Calls grow in Sri Lanka for Rajapaksas to quit
Sri Lanka’s opposition on Monday dismissed the president’s invitation to join a unity government as “nonsensical” and instead demanded he resign over the country’s worsening shortages of food, fuel and medicines.
President Gotabaya Rajapaksa’s overture came as armed troops looked to quell more demonstrations over what the government acknowledges is the country’s most severe economic crisis since independence from Britain in 1948.
Police fired tear gas and water cannon to disperse thousands of protesters trying to storm the private home of the prime minister - the president’s elder brother and the head of the family political clan - in Tangalle, once a bastion of support for the Rajapaksas in the island’s south.
The president asked opposition parties represented in parliament to “join the effort to seek solutions to the national crisis,” after the late-night resignation of nearly all cabinet ministers to pave the way for a revamped administration.
“We will not be joining this government,” Eran Wickramaratne of the main opposition Samagi Jana Balawegaya (SJB) party told AFP. “The Rajapaksa family must step down.”
It capped a day of rejections from political parties demanding the once popular and powerful ruling family relinquish power.
“He really must be a lunatic to think that opposition MPS will prop up a government that is crumbling,” lawmaker Anura Dissanayake of the leftist People’s Liberation Front (JVP) told reporters in the capital Colombo.
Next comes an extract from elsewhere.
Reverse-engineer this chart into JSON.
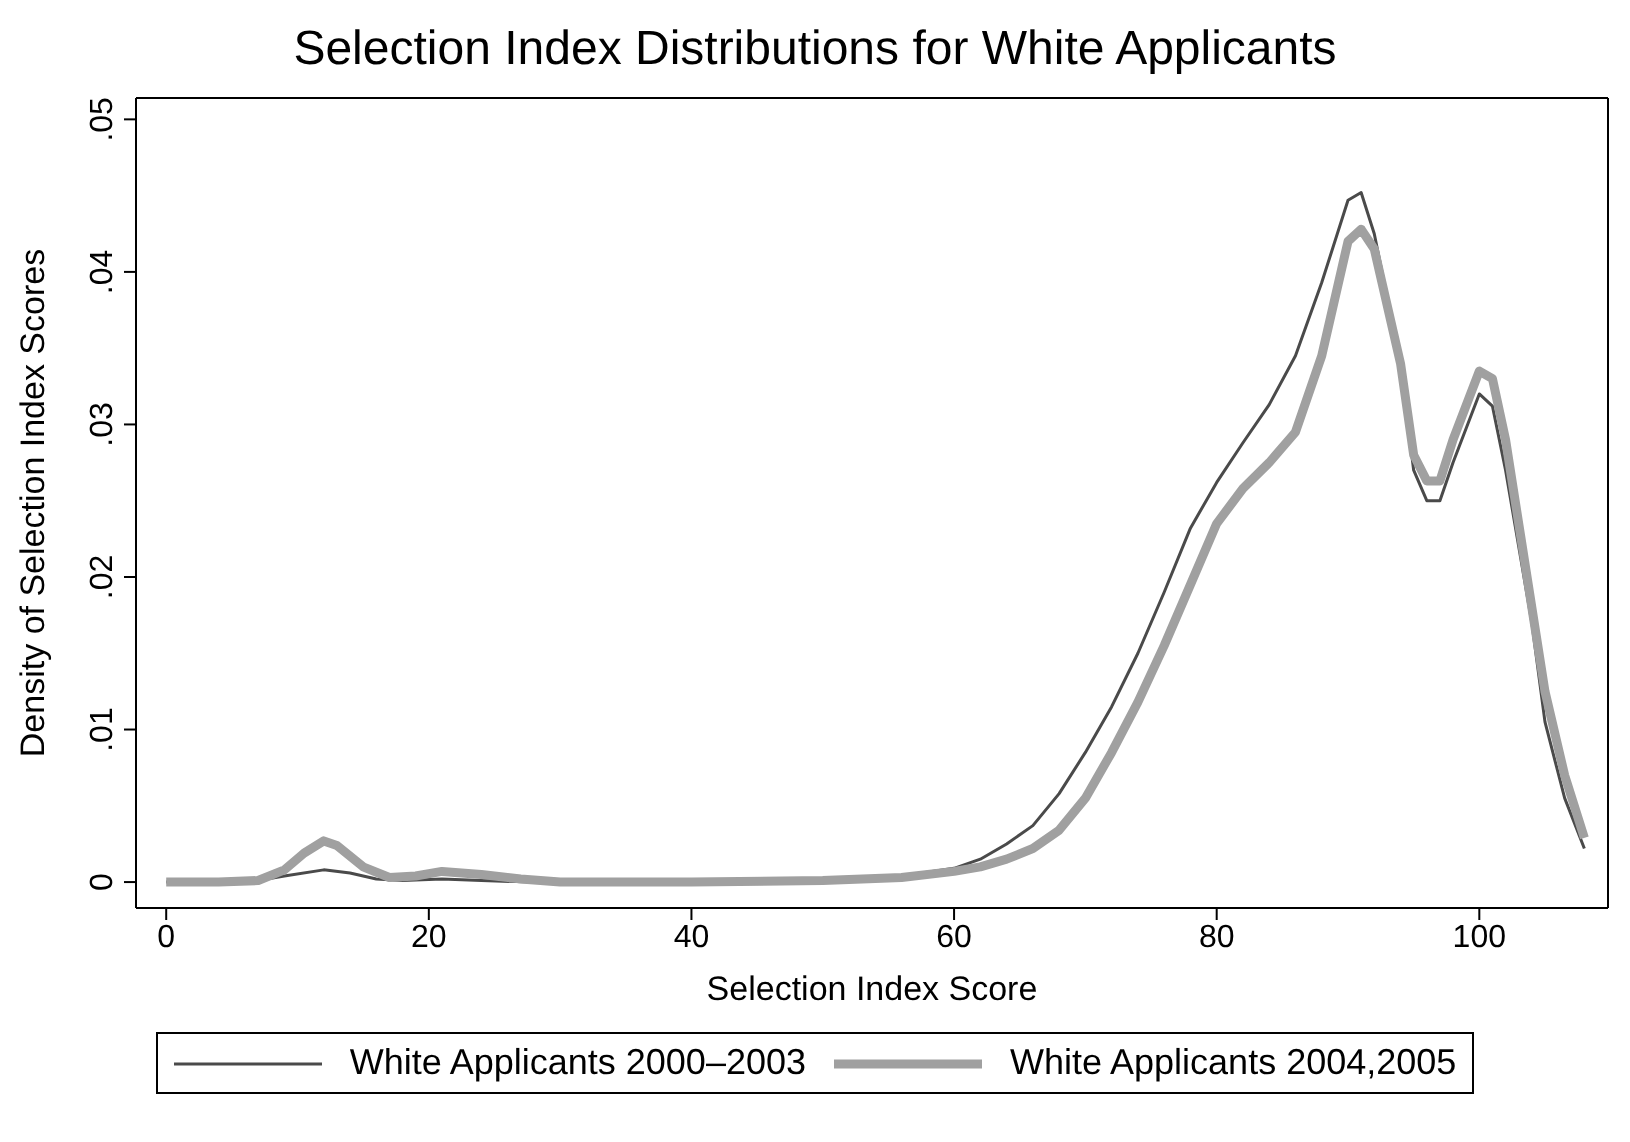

Every member of Sri Lanka’s cabinet except the president and his elder brother, Prime Minister Mahinda Rajapaksa, resigned late Sunday.
The country’s central bank governor Ajith Cabraal - who has long opposed the International Monetary Fund bailout now being sought by the country also stepped down on Monday.
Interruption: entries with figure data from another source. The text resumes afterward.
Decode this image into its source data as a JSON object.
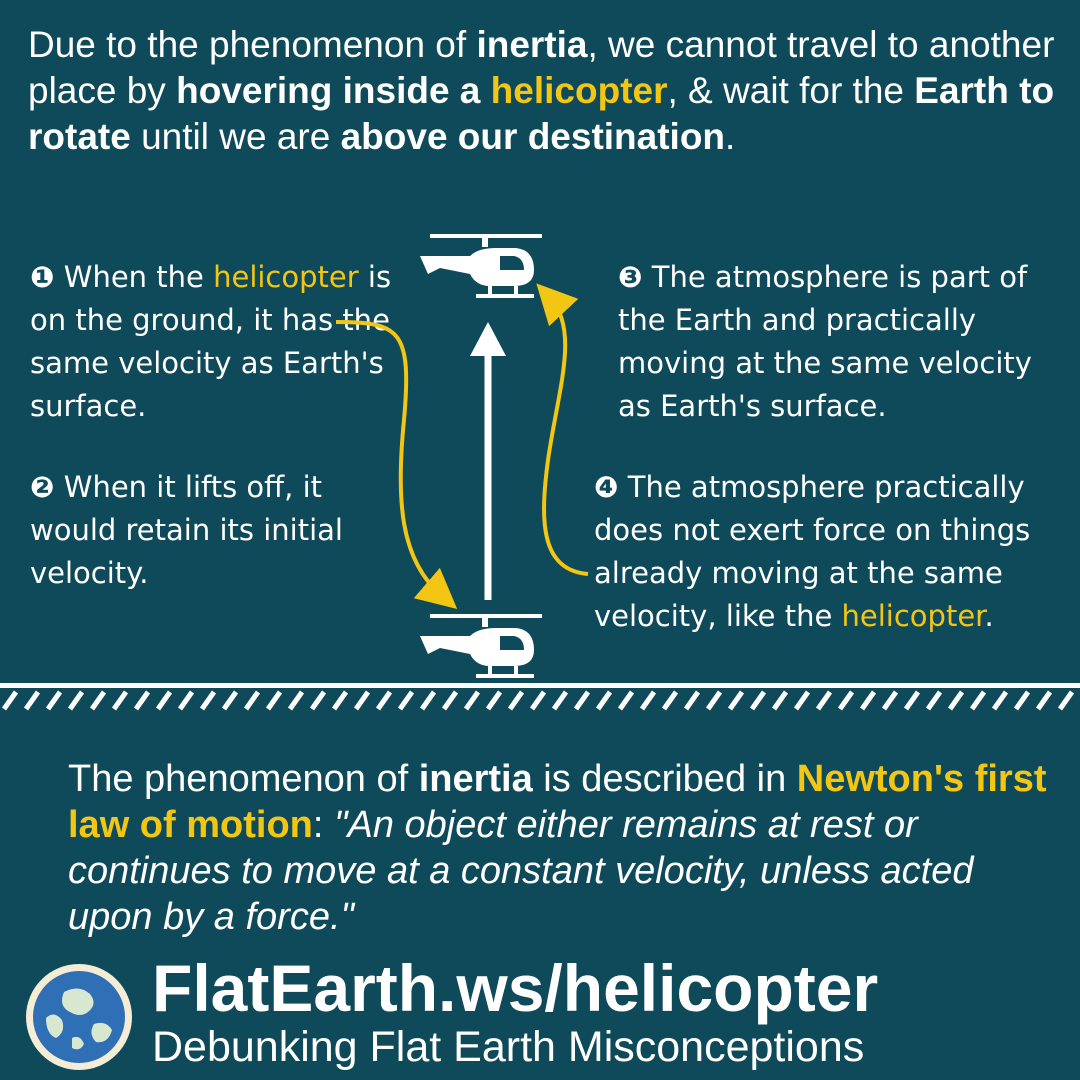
{
  "headline": {
    "p1": "Due to the phenomenon of ",
    "b1": "inertia",
    "p2": ", we cannot travel to another place by ",
    "b2": "hovering inside a ",
    "b3": "helicopter",
    "p3": ", & wait for the ",
    "b4": "Earth to rotate",
    "p4": " until we are ",
    "b5": "above our destination",
    "p5": "."
  },
  "notes": [
    {
      "num": "❶",
      "text1": " When the ",
      "hl": "helicopter",
      "text2": " is on the ground, it has the same velocity as Earth's surface."
    },
    {
      "num": "❷",
      "text1": " When it lifts off, it would retain its initial velocity.",
      "hl": "",
      "text2": ""
    },
    {
      "num": "❸",
      "text1": " The atmosphere is part of the Earth and practically moving at the same velocity as Earth's surface.",
      "hl": "",
      "text2": ""
    },
    {
      "num": "❹",
      "text1": " The atmosphere practically does not exert force on things already moving at the same velocity, like the ",
      "hl": "helicopter",
      "text2": "."
    }
  ],
  "quote": {
    "p1": "The phenomenon of ",
    "b1": "inertia",
    "p2": " is described in ",
    "b2": "Newton's first law of motion",
    "p3": ": ",
    "i1": "\"An object either remains at rest or continues to move at a constant velocity, unless acted upon by a force.\""
  },
  "footer": {
    "url": "FlatEarth.ws/helicopter",
    "tagline": "Debunking Flat Earth Misconceptions"
  },
  "colors": {
    "background": "#0f4a5a",
    "accent": "#f3c614",
    "text": "#ffffff"
  },
  "icons": [
    "helicopter-icon",
    "up-arrow-icon",
    "curved-arrow-icon",
    "globe-icon"
  ]
}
A day after en masse resignations, the president reappointed four of the outgoing ministers -three of them to their old jobs -while replacing brother Basil Rajapaksa as finance minister with the previous justice chief.
A critical lack of foreign currency has left Sri Lanka struggling to service its ballooning $51-billion foreign debt. The result has seen unprecedented food and fuel shortages along with record inflation and crippling power cuts.
Cricketers Mahela Jayawardene and Kumar Sangakkara also called on the government to listen to the people and keep their “political agendas” aside.